The case where the minimum frame difference addition value method is used will be described. Considering the sum of the motion vector ₂ For example, the first position D signal frame by the motion vector ₂ with respect to the reference position C And a signal at the position G of the second frame moved from the position D according to the motion vector _1. Let the absolute value of the difference be the sum. Considering the added value for the p-th motion vector _p instead of motion vector ₂ , the position of the first piece Signal and the position of the second piece Is the added value.
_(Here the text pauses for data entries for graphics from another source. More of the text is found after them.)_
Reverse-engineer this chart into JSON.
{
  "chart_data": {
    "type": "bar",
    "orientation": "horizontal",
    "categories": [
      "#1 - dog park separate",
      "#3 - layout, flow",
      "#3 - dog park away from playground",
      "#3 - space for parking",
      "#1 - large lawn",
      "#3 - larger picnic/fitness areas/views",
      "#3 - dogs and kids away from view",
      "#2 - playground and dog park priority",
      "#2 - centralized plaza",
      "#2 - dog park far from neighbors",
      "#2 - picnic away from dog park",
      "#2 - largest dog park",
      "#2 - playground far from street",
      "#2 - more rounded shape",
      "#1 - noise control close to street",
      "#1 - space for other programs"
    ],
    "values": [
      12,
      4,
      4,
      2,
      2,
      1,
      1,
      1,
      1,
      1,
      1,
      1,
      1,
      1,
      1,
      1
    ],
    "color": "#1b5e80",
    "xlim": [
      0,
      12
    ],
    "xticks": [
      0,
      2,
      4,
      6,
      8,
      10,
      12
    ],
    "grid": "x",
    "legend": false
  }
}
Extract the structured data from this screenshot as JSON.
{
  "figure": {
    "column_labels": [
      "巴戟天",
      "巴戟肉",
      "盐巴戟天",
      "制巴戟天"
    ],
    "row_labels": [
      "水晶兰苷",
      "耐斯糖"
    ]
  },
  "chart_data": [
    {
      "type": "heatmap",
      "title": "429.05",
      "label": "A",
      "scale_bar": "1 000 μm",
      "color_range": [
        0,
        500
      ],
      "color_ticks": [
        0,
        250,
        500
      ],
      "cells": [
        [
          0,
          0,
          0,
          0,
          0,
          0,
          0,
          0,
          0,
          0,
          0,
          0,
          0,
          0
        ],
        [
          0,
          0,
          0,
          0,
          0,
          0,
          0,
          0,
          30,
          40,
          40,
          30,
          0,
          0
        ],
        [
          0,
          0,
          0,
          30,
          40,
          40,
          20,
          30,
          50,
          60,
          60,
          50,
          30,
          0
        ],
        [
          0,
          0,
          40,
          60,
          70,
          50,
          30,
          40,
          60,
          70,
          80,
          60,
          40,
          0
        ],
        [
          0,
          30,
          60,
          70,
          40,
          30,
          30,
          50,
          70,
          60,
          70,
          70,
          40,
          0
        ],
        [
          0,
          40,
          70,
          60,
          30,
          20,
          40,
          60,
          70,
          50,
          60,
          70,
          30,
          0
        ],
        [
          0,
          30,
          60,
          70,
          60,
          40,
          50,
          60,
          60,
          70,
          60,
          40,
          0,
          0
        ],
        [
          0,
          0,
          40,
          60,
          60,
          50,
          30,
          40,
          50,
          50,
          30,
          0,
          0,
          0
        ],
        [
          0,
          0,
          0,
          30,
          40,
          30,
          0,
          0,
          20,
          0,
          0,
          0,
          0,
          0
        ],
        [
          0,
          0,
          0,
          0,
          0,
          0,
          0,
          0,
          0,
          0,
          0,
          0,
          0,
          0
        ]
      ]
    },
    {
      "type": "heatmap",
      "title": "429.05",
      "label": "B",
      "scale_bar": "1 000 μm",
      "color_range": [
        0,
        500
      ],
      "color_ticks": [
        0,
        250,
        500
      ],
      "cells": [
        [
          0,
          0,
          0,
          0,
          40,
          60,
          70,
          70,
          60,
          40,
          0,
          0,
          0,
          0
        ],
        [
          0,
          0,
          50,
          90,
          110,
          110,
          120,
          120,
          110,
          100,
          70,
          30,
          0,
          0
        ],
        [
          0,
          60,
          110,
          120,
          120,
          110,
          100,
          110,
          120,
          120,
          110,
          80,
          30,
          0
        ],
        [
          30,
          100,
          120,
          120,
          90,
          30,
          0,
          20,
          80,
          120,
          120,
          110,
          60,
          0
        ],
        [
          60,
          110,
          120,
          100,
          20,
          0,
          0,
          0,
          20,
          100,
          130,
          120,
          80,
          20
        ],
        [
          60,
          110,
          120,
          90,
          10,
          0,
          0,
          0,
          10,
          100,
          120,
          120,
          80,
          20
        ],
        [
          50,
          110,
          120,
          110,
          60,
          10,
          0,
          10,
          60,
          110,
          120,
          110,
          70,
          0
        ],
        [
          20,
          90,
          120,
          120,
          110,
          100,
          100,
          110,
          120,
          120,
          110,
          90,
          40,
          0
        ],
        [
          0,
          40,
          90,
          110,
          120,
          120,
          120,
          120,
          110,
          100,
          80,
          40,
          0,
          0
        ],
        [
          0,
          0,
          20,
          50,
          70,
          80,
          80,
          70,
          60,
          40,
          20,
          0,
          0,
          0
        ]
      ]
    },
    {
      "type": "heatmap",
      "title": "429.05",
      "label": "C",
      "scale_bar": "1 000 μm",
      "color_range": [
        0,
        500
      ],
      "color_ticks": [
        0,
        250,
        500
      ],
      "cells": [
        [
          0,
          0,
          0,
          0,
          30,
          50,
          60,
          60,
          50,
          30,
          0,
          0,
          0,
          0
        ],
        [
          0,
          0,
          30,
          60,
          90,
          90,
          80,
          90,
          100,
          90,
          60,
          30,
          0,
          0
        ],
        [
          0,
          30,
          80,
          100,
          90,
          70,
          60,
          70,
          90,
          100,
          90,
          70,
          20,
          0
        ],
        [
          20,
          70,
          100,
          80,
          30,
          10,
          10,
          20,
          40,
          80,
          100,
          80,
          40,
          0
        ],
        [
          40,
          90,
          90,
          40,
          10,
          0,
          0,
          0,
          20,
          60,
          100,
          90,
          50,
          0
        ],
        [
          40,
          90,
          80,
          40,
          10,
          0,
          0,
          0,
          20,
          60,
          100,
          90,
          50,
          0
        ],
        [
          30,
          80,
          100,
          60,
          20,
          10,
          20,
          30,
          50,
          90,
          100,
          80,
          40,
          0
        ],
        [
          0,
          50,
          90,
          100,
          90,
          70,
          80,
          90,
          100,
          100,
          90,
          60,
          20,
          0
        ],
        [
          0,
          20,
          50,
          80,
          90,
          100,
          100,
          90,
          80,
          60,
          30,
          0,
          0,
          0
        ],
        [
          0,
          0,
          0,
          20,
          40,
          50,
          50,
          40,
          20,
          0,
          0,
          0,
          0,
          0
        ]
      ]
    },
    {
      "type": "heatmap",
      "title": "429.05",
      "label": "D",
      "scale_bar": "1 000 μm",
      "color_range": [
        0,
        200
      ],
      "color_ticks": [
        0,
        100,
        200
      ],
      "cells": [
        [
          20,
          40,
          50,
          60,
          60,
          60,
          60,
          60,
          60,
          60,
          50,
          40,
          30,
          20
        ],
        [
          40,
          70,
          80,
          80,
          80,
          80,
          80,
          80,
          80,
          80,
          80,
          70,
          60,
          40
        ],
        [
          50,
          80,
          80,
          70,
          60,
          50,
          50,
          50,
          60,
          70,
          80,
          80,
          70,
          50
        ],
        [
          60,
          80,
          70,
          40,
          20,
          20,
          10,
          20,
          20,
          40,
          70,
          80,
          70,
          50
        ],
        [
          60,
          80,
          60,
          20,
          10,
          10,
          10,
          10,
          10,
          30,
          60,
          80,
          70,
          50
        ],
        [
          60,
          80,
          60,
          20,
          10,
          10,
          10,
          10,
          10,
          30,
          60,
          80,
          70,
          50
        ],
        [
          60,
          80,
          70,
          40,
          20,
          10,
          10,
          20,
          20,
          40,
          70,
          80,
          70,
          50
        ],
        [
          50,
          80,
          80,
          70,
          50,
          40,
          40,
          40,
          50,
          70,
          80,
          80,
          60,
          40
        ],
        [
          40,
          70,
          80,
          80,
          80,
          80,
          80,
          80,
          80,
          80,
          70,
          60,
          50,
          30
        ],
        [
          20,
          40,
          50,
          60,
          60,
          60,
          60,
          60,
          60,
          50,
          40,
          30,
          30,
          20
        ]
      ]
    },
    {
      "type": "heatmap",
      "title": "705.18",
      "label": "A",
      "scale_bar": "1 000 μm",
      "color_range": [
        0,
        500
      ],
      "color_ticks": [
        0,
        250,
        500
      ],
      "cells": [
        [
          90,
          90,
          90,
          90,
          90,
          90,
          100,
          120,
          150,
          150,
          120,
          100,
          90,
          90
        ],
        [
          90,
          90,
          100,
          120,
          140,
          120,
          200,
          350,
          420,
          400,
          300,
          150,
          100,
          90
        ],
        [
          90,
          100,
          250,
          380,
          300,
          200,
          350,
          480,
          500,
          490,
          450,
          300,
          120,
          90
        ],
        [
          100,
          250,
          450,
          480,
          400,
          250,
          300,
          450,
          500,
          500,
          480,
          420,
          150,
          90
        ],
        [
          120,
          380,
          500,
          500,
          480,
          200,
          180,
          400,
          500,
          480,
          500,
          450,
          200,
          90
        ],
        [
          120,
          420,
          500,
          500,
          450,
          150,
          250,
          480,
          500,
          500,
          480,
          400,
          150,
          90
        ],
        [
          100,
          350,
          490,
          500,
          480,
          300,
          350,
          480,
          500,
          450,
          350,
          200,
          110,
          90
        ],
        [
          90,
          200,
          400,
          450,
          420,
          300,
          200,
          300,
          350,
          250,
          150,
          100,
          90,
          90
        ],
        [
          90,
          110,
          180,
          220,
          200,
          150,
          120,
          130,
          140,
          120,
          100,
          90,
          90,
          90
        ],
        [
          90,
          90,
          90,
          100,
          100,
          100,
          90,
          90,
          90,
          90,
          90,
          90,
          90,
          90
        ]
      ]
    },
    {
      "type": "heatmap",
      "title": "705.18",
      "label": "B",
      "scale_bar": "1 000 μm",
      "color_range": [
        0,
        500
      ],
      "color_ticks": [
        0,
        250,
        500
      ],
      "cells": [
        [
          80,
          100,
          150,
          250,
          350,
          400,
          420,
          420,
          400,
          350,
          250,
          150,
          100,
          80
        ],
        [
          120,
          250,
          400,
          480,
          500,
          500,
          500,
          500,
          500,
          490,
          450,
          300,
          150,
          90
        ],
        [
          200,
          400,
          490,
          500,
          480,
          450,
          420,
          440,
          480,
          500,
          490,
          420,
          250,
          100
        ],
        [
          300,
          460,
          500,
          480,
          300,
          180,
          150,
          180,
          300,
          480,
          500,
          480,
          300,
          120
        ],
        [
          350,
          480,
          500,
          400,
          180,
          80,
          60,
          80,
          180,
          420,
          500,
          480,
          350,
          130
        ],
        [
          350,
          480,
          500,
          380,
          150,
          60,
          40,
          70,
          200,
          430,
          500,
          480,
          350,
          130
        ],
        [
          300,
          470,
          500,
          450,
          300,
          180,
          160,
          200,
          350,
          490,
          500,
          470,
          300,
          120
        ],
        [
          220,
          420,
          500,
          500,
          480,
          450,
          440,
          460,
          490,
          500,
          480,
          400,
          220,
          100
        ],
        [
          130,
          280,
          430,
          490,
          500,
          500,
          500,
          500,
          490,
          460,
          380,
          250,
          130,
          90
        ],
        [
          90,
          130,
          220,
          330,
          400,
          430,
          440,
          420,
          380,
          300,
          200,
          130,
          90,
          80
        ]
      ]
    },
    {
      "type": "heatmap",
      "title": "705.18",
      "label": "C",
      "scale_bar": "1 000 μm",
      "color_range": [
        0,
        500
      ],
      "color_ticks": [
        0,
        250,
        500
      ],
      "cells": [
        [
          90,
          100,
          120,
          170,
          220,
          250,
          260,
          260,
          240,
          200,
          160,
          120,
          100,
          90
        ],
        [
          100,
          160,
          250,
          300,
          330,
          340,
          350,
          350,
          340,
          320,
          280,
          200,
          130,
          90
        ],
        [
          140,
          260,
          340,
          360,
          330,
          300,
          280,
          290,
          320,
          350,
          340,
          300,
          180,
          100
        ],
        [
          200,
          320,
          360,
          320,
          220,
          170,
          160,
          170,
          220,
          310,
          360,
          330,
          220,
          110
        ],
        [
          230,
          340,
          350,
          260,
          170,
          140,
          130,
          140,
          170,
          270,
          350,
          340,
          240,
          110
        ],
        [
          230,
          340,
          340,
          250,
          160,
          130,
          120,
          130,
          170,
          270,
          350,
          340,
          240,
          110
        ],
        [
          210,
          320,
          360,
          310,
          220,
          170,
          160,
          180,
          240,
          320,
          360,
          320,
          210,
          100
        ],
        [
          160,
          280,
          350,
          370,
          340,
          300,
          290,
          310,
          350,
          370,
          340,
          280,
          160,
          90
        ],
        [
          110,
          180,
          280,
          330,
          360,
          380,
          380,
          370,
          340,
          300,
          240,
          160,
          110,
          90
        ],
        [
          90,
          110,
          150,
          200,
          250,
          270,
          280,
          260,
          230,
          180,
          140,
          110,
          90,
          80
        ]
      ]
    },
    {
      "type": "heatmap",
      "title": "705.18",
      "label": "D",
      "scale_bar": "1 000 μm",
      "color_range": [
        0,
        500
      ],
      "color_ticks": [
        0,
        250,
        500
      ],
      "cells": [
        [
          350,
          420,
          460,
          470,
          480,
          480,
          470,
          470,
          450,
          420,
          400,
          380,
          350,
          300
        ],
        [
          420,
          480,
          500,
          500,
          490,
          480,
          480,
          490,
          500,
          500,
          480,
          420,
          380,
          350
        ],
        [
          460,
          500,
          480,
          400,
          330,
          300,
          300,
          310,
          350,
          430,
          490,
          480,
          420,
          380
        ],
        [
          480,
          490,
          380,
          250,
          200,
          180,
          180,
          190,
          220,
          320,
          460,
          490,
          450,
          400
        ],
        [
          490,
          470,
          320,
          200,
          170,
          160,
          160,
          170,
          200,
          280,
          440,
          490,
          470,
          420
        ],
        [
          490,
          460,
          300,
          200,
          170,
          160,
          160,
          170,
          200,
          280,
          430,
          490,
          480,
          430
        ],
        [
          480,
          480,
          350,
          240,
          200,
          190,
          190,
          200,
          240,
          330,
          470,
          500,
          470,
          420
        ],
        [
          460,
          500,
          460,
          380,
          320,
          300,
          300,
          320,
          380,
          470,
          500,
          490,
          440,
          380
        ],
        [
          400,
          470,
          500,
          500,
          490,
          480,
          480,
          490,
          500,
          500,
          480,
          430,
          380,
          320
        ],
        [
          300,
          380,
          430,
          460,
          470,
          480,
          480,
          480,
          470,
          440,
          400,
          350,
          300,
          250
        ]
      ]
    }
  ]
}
This can be changed to the description of the frame difference addition value L _r 'for the r-th motion vector _r. Therefore, as shown in FIG.
Applying to the case where only ₁ and ₂ exist,
Frame difference addition value L ₁ for ₁ ', the sum of the absolute value of the difference between the position of the signal coupled by the solid line in Figure 3, , And the frame difference addition value L ₂ for the ₂ ', 3
In the figure, the sum of the absolute value of the difference between the signals At the C position of the frame to be interpolated, a signal calculated based on the motion vector ₁ is selected.

In this manner, all the pixels of the frame to be inserted in the output image selection unit 8, picked those minimum frame difference sum value, and outputs as a signal F _a of each pixel of the output image.
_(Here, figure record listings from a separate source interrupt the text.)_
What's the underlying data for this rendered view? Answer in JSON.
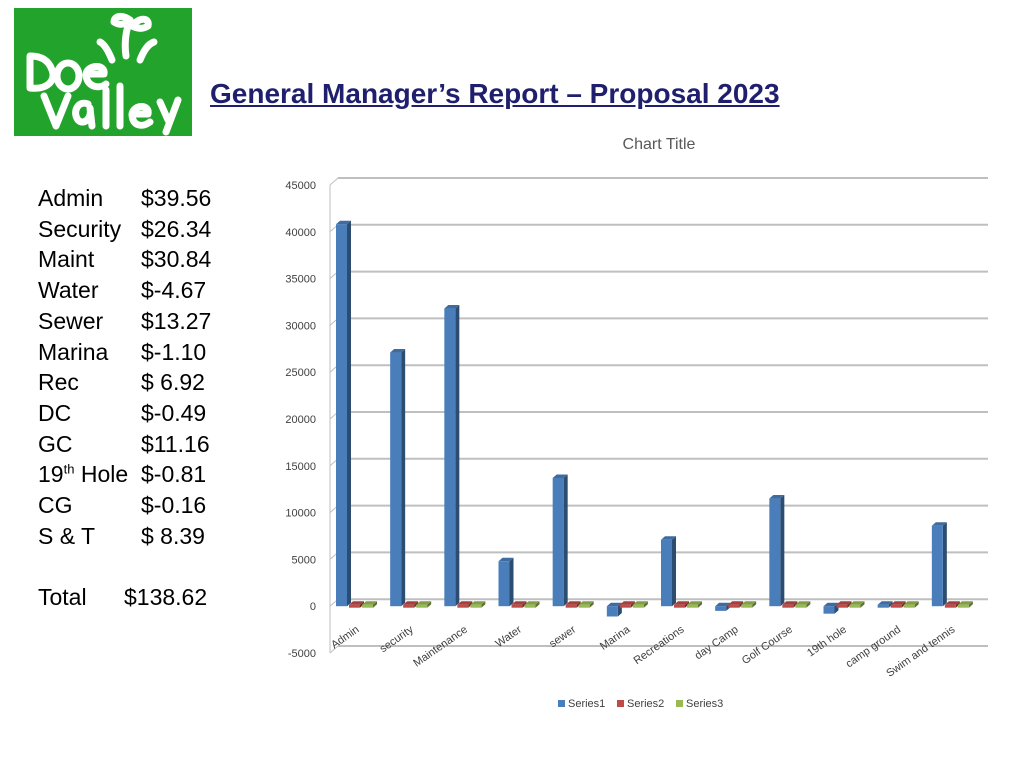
{
  "header": {
    "logo_text": "Doe Valley",
    "title": "General Manager’s Report – Proposal 2023"
  },
  "summary": {
    "rows": [
      {
        "label": "Admin",
        "sup": "",
        "label_suffix": "",
        "value": "$39.56"
      },
      {
        "label": "Security",
        "sup": "",
        "label_suffix": "",
        "value": "$26.34"
      },
      {
        "label": "Maint",
        "sup": "",
        "label_suffix": "",
        "value": "$30.84"
      },
      {
        "label": "Water",
        "sup": "",
        "label_suffix": "",
        "value": "$-4.67"
      },
      {
        "label": "Sewer",
        "sup": "",
        "label_suffix": "",
        "value": "$13.27"
      },
      {
        "label": "Marina",
        "sup": "",
        "label_suffix": "",
        "value": "$-1.10"
      },
      {
        "label": "Rec",
        "sup": "",
        "label_suffix": "",
        "value": "$ 6.92"
      },
      {
        "label": "DC",
        "sup": "",
        "label_suffix": "",
        "value": "$-0.49"
      },
      {
        "label": "GC",
        "sup": "",
        "label_suffix": "",
        "value": "$11.16"
      },
      {
        "label": "19",
        "sup": "th",
        "label_suffix": " Hole",
        "value": "$-0.81"
      },
      {
        "label": "CG",
        "sup": "",
        "label_suffix": "",
        "value": "$-0.16"
      },
      {
        "label": "S & T",
        "sup": "",
        "label_suffix": "",
        "value": "$ 8.39"
      }
    ],
    "total_label": "Total",
    "total_value": "$138.62"
  },
  "colors": {
    "title": "#1f1f6e",
    "logo_green": "#22a32c",
    "series1": "#4a7ebb",
    "series2": "#be4b48",
    "series3": "#98b954",
    "gridline": "#bfbfbf"
  },
  "chart_data": {
    "type": "bar",
    "style": "3d-clustered-column",
    "title": "Chart Title",
    "categories": [
      "Admin",
      "security",
      "Maintenance",
      "Water",
      "sewer",
      "Marina",
      "Recreations",
      "day Camp",
      "Golf Course",
      "19th hole",
      "camp ground",
      "Swim and tennis"
    ],
    "series": [
      {
        "name": "Series1",
        "values": [
          40800,
          27100,
          31800,
          4800,
          13700,
          -1100,
          7100,
          -500,
          11500,
          -800,
          -150,
          8600
        ]
      },
      {
        "name": "Series2",
        "values": [
          0,
          0,
          0,
          0,
          0,
          0,
          0,
          0,
          0,
          0,
          0,
          0
        ]
      },
      {
        "name": "Series3",
        "values": [
          0,
          0,
          0,
          0,
          0,
          0,
          0,
          0,
          0,
          0,
          0,
          0
        ]
      }
    ],
    "yticks": [
      -5000,
      0,
      5000,
      10000,
      15000,
      20000,
      25000,
      30000,
      35000,
      40000,
      45000
    ],
    "ylim": [
      -5000,
      45000
    ],
    "xlabel": "",
    "ylabel": "",
    "grid": true,
    "legend": "bottom"
  }
}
(Effect of the Invention) The conventional telecine apparatus has a drawback that jerkiness and blur occur in a moving image portion. However, the motion-corrected telecine apparatus according to the present invention has a motion-correction type using a motion vector detection function and a position interpolation method. By providing the frame number conversion unit, a converted image without jerkiness or motion blur can be obtained.
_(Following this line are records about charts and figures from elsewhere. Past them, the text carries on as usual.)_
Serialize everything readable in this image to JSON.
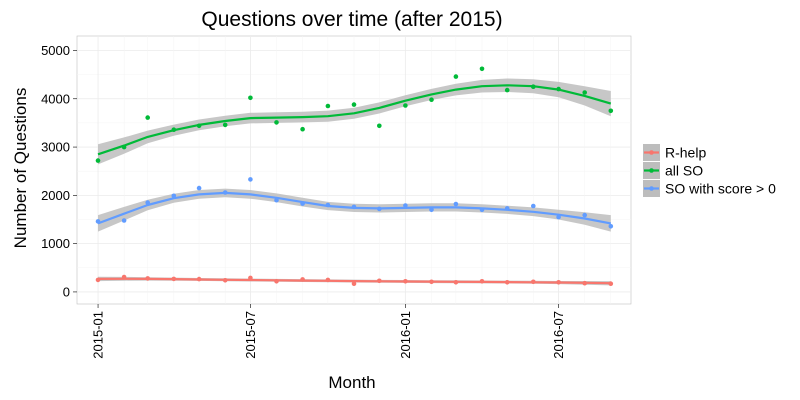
{
  "chart_data": {
    "type": "scatter",
    "title": "Questions over time (after 2015)",
    "xlabel": "Month",
    "ylabel": "Number of Questions",
    "x_range": [
      "2014-12-07",
      "2016-09-25"
    ],
    "ylim": [
      -250,
      5300
    ],
    "y_ticks": [
      0,
      1000,
      2000,
      3000,
      4000,
      5000
    ],
    "x_ticks": [
      "2015-01-01",
      "2015-07-01",
      "2016-01-01",
      "2016-07-01"
    ],
    "x_tick_labels": [
      "2015-01",
      "2015-07",
      "2016-01",
      "2016-07"
    ],
    "grid": true,
    "smoothing": "loess with confidence band",
    "legend_position": "right",
    "months": [
      "2015-01-01",
      "2015-02-01",
      "2015-03-01",
      "2015-04-01",
      "2015-05-01",
      "2015-06-01",
      "2015-07-01",
      "2015-08-01",
      "2015-09-01",
      "2015-10-01",
      "2015-11-01",
      "2015-12-01",
      "2016-01-01",
      "2016-02-01",
      "2016-03-01",
      "2016-04-01",
      "2016-05-01",
      "2016-06-01",
      "2016-07-01",
      "2016-08-01",
      "2016-09-01"
    ],
    "series": [
      {
        "name": "R-help",
        "color": "#F8766D",
        "values": [
          250,
          310,
          280,
          270,
          265,
          240,
          290,
          220,
          260,
          250,
          170,
          230,
          220,
          210,
          200,
          220,
          200,
          210,
          200,
          180,
          170
        ],
        "smooth": [
          270,
          272,
          270,
          265,
          258,
          252,
          246,
          240,
          235,
          230,
          225,
          220,
          216,
          213,
          210,
          207,
          204,
          200,
          195,
          188,
          180
        ],
        "band": [
          45,
          40,
          35,
          32,
          30,
          30,
          30,
          30,
          30,
          30,
          30,
          30,
          30,
          30,
          30,
          30,
          30,
          30,
          32,
          38,
          45
        ]
      },
      {
        "name": "all SO",
        "color": "#00BA38",
        "values": [
          2720,
          3000,
          3610,
          3360,
          3440,
          3460,
          4020,
          3510,
          3370,
          3850,
          3880,
          3440,
          3860,
          3980,
          4460,
          4620,
          4180,
          4250,
          4200,
          4130,
          3750
        ],
        "smooth": [
          2850,
          3030,
          3210,
          3350,
          3460,
          3540,
          3600,
          3610,
          3620,
          3640,
          3700,
          3810,
          3960,
          4090,
          4190,
          4260,
          4280,
          4260,
          4190,
          4060,
          3900
        ],
        "band": [
          210,
          170,
          130,
          115,
          110,
          110,
          110,
          110,
          110,
          115,
          115,
          115,
          115,
          115,
          120,
          130,
          140,
          145,
          160,
          200,
          260
        ]
      },
      {
        "name": "SO with score > 0",
        "color": "#619CFF",
        "values": [
          1460,
          1480,
          1850,
          1990,
          2150,
          2060,
          2330,
          1900,
          1830,
          1800,
          1760,
          1720,
          1790,
          1700,
          1820,
          1700,
          1730,
          1780,
          1550,
          1590,
          1360
        ],
        "smooth": [
          1420,
          1620,
          1800,
          1940,
          2020,
          2050,
          2020,
          1950,
          1860,
          1780,
          1740,
          1730,
          1740,
          1750,
          1750,
          1730,
          1700,
          1660,
          1600,
          1520,
          1420
        ],
        "band": [
          170,
          140,
          110,
          95,
          90,
          90,
          90,
          90,
          90,
          85,
          85,
          85,
          85,
          85,
          85,
          85,
          85,
          90,
          100,
          130,
          170
        ]
      }
    ],
    "colors": {
      "panel_background": "#ffffff",
      "grid": "#ebebeb",
      "band": "#bdbdbd"
    }
  }
}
[Brief description of the drawings]

FIG. 1 is a block diagram of an embodiment of a telecine apparatus according to the present invention. FIG. 2 (a) is a diagram showing a time relationship between a signal of a first frame, a signal of a second frame, and a signal of a frame to be interpolated. 2 (b) and (c) are block diagrams showing the operation of the frame number conversion method by the linear interpolation interpolation method and the motion compensation position interpolation method, respectively. FIG. 3 is an explanatory diagram of the frame difference addition value minimization method. . 1 Film image readout unit 2 A / D converter 3 Frame memory 4 Motion vector detection unit 5 Frame order control unit 6 Linear interpolation interpolation type frame number conversion unit 7 Motion Correction interpolation type frame number conversion unit 8 Output image selection unit 11,12 Multiplier 20 Subtractor 30, Adder 41,42 Constant storage unit 51,52 Motion correction block 61,71,72 …… Frame memory

Claims (1)

(57) [Claims] 1. A telecine apparatus for converting a film image of a movie into a television signal, a motion vector detecting unit for detecting a motion vector of the image from the film image,
A linear interpolation interpolation type frame number conversion unit, a motion correction interpolation type frame number conversion unit that performs frame number conversion by a position interpolation method using one or a plurality of motion vectors detected by the motion vector detection unit, A set of linear interpolation interpolation signals stored in a frame memory of the linear interpolation frame number conversion unit and a signal stored in one or a plurality of frame memories of the motion compensation type frame number conversion unit are An output image selection unit for selecting and switching and outputting each pixel from a signal motion-corrected by one or a plurality of sets of motion vectors using a frame difference addition value minimization method. Type telecine device.